You will see mention a number of times within this site about the importance of regular data backup.
To be honest, until you have experienced losing your own data you’re not going to fully appreciate just how important this is.
Seriously, the first time this happens you’re going to be so, so angry with yourself if you haven’t made provision for a data backup, and a regular one at that!
And if you’re working on some document or other that is really important to you, or perhaps for your work, then you do need to ensure that you are properly backed up.
Ok, enough of the lecturing lets investigate our data backup options.
Back Me Up
So, what data should you make sure you’re backing up?
Let’s make a list of the most likely files and folders that you should be thinking of.
- My Documents Folder
- Digital Photographs
- Email Address Book
- MP3 and Music Files
- Video Files
- Accounts Data
- Project Data or Files
- Internet Explorer Bookmarks
- Software Downloaded from the Internet
That should be enough to get you thinking – what else would you consider you would be lost without if a failure occurred with your PC?
Sorry, that should read ‘when a failure occurs’!
Before you go down the data backup route, take a little time to make sure your files are in some sort of logical order.
This will make it a lot easier to organize your backup and to know where to look for various files when you come to reinstall them if needs be after a failure or if a file becomes corrupted for instance.
Now, on to back up hard drive options.
You need to decide where you will be storing all you’re back up data.
Here are a few of the most common choices.
- A separate partition on your PCs hard drive, i.e. partition your PCs hard disk drive so that it has a C: and D: drive available for access. Your data and programs will all be on the C: drive partition but you will backup all your important files and folders to your D: drive partition
- A shared network drive on another PC on your network
- An external hard disk drive attached when required or permanently via a USB interface
- A RAID mirrored set of drives
- A Home Network Attached Storage Device
- A second hard disk drive within your PC for data backup
All of the above options will have their pros and cons and the most important thing for you to do, once you have decided upon which option suits you best, is to ensure that you do actually carry out a regular hard drive backup.
Get organized, set aside a regular time to do this.
You can instruct Windows to do this for you or you can install a third party piece of software to organize this all for you.
We would recommend that you consider an external backup of some sort as the safest option available to you.
Backup With a Simple Touch!
Maxtor ‘OneTouch’ external hard drives offer a simple option with backup being automated to occur at a particular time of day of your choice and the facility to backup at any time using the front panel ‘OneTouch’ button.
Just written an important document and want to ensure that it’s backed up immediately?, just hit the ‘OneTouch’ button and you’re all safe and secure!
The Maxtor ‘OneTouch’ is available in various sizes depending upon your budget, from 160GB up to a massive 1TB!
The external hard drive will protect you against your primary hard drive in your PC failing and accidental deletion of files.

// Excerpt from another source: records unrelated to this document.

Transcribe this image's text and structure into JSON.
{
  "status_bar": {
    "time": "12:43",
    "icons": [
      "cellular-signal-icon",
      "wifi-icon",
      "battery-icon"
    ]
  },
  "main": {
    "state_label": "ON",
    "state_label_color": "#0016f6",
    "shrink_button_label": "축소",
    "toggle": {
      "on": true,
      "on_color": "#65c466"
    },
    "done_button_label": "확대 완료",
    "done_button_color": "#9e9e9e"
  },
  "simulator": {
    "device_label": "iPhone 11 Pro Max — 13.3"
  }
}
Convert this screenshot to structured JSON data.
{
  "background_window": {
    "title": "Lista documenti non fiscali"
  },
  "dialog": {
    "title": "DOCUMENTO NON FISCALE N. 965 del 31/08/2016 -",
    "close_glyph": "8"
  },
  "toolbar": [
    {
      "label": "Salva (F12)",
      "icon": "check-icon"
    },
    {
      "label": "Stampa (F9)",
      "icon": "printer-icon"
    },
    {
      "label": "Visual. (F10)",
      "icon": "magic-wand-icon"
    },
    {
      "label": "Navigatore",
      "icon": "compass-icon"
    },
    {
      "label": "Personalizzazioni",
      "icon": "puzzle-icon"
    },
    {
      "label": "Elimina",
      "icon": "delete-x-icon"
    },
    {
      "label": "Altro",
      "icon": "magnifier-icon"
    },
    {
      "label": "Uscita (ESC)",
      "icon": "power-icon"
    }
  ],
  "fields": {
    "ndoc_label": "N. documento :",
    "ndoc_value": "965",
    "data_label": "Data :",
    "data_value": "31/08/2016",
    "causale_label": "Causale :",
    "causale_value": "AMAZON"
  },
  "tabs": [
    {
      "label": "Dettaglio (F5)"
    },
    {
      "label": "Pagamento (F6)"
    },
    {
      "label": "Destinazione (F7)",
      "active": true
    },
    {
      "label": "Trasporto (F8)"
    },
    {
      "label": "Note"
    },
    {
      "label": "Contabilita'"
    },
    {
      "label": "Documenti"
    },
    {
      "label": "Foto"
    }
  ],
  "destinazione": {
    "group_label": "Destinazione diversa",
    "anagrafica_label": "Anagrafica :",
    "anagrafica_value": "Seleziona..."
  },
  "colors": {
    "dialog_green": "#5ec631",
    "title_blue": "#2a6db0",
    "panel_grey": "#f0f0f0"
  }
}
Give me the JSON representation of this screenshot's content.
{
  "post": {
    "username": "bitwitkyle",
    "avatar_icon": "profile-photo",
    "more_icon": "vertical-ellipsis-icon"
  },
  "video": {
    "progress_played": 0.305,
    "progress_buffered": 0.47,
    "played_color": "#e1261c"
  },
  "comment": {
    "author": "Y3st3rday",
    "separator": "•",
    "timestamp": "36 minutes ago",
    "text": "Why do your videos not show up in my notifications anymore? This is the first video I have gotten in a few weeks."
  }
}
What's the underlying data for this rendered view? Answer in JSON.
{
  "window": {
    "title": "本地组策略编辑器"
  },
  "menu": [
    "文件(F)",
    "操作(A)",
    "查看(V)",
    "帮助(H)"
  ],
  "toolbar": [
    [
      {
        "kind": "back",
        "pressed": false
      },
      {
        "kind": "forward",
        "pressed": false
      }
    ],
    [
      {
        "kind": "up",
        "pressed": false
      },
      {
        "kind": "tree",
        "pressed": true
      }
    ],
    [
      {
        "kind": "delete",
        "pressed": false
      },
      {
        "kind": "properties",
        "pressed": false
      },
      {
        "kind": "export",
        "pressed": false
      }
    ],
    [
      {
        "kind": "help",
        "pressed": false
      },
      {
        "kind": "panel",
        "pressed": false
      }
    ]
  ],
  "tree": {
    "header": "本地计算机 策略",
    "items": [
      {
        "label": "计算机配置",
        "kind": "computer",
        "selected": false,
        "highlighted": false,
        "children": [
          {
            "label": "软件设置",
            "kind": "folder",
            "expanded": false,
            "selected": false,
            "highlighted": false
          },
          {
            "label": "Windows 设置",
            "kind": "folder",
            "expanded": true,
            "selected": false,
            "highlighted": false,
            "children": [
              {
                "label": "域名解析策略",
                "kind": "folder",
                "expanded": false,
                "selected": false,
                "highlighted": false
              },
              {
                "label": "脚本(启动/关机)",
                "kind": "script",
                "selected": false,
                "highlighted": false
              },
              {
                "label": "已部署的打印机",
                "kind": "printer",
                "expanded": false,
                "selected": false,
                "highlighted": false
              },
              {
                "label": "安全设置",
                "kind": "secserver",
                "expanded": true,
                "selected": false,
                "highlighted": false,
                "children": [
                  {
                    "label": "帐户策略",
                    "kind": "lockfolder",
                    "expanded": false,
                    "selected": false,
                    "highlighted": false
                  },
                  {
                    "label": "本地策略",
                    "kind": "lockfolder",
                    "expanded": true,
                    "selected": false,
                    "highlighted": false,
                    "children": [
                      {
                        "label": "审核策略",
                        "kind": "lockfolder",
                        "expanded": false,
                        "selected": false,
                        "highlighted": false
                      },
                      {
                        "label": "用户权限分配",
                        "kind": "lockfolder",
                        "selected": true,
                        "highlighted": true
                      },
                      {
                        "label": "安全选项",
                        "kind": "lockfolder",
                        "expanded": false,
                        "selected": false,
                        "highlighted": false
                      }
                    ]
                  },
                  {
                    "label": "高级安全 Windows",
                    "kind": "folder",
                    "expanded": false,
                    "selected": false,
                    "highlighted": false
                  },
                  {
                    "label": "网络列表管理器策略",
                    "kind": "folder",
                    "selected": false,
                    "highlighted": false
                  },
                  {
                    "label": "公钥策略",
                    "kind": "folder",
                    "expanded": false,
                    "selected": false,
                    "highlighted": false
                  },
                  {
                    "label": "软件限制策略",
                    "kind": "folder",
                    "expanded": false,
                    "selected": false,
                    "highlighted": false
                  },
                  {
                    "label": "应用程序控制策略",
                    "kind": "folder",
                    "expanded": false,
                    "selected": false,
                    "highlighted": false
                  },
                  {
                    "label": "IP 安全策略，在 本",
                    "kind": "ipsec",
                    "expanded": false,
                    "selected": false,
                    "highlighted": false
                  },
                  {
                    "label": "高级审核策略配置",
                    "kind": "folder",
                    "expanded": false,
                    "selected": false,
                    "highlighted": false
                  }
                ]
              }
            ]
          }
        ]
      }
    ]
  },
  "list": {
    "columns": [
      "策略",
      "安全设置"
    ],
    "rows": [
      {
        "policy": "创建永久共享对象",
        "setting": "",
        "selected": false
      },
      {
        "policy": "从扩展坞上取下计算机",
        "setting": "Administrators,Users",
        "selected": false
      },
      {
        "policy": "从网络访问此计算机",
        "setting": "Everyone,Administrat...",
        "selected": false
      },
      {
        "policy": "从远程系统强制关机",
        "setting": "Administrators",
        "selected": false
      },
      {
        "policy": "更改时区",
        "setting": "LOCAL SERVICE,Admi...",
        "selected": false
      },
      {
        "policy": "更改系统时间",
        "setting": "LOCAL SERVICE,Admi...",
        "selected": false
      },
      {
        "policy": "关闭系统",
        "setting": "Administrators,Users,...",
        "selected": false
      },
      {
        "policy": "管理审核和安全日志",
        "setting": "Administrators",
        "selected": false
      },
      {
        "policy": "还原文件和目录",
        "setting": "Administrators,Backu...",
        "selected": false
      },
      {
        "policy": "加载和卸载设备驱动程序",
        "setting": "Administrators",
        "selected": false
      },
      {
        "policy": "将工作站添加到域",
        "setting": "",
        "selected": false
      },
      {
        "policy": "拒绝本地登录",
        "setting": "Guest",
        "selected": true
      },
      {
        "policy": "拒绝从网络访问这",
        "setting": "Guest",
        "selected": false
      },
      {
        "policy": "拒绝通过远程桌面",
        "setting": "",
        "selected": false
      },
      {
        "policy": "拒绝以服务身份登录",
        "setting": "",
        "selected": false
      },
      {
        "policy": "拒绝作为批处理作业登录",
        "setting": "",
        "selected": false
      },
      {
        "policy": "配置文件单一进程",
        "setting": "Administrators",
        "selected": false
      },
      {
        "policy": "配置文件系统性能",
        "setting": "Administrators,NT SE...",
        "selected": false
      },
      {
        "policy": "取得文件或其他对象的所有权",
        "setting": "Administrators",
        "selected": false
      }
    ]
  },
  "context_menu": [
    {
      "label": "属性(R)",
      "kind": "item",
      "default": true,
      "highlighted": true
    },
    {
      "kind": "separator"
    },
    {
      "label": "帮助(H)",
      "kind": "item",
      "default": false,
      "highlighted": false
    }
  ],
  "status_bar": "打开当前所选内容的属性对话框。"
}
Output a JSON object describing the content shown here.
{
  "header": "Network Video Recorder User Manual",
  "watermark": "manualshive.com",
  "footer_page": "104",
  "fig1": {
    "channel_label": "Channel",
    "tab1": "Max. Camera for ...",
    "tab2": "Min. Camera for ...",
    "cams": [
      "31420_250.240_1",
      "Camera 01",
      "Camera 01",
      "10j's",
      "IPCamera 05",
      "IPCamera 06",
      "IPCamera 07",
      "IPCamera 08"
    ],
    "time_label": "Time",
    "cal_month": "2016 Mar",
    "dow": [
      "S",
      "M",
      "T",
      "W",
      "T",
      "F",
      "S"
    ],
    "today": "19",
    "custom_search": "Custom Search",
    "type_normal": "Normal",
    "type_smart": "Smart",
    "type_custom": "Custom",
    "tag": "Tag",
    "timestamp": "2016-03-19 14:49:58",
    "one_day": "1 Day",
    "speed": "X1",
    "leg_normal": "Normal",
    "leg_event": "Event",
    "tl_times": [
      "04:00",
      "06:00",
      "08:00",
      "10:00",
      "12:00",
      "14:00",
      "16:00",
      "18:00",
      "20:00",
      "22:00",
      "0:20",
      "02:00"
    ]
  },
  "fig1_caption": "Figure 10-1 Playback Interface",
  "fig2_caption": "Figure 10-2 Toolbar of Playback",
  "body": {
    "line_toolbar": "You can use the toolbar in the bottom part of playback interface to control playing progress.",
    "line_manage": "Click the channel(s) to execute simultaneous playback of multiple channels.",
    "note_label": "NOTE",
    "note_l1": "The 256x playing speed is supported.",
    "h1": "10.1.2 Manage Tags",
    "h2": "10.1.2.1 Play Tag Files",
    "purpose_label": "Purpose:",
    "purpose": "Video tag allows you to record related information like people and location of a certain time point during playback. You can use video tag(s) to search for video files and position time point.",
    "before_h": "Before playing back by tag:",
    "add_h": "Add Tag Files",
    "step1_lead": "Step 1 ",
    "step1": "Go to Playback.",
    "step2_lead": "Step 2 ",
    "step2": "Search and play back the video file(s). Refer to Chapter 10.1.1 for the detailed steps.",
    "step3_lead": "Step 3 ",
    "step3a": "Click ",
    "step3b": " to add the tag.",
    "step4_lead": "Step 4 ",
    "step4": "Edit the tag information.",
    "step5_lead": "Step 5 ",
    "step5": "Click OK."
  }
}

It is still susceptible though to power surges and system viruses or Trojan horses etc.
This leads us to the next option – read on for our recommended 'bells and whistles' backup plan.
Why would you want to go down the online data backup route rather than organizing your own backup?
Well, probably the best and most important reason you might choose to do this is the assurance that you won’t lose your important data due to any potential mishap with your PC or hardware backup facility that you may have set up at home.
Let’s see, if you choose to go down the RAID mirror route for instance and your PC power supply fails with a fault that causes damage to your hardware then you may well lose both / all RAID mirrored disks!
Or you may just fail to do an automated backup successfully and when you come to reinstate your data after a failure or whatever, you find your precious data just isn’t backed up as you had envisaged.
With an online backup scenario you will have access to your backed up files no matter what disaster befalls your PC.
An online backup is probably the safest route to take, for the home PC user, to ensure peace of mind against losing their precious data.
Which online service would we recommend?
Well, there are a number of services on offer but the one we would recommend for ease of use, functionality and pure value for money has to be Carbonite.
The latest version, Carbonite 3.5 offers a year’s online backup for around $50 with free upgrades and support for both Windows XP, Windows Vista and Windows 7 platforms.
Carbonite provides an incremental style of backup once the initial file selection has been made.
A wizard is used initially to allow you to choose which folders / data you require to be backed up.
Once set up the process is completely automatic and the folders you have selected will be incrementally backed up in the background without you having to instruct the program to do anything.
The connection is secure and encrypted and the moment you add or modify files, Carbonite will automatically backup your data via your internet connection.
And what’s more, there is no limit to the amount of data that you can back up!
If you need to add files and folders then this can be achieved with a simple right click of your mouse.
File recovery is again performed with a simple 'right click and select' option.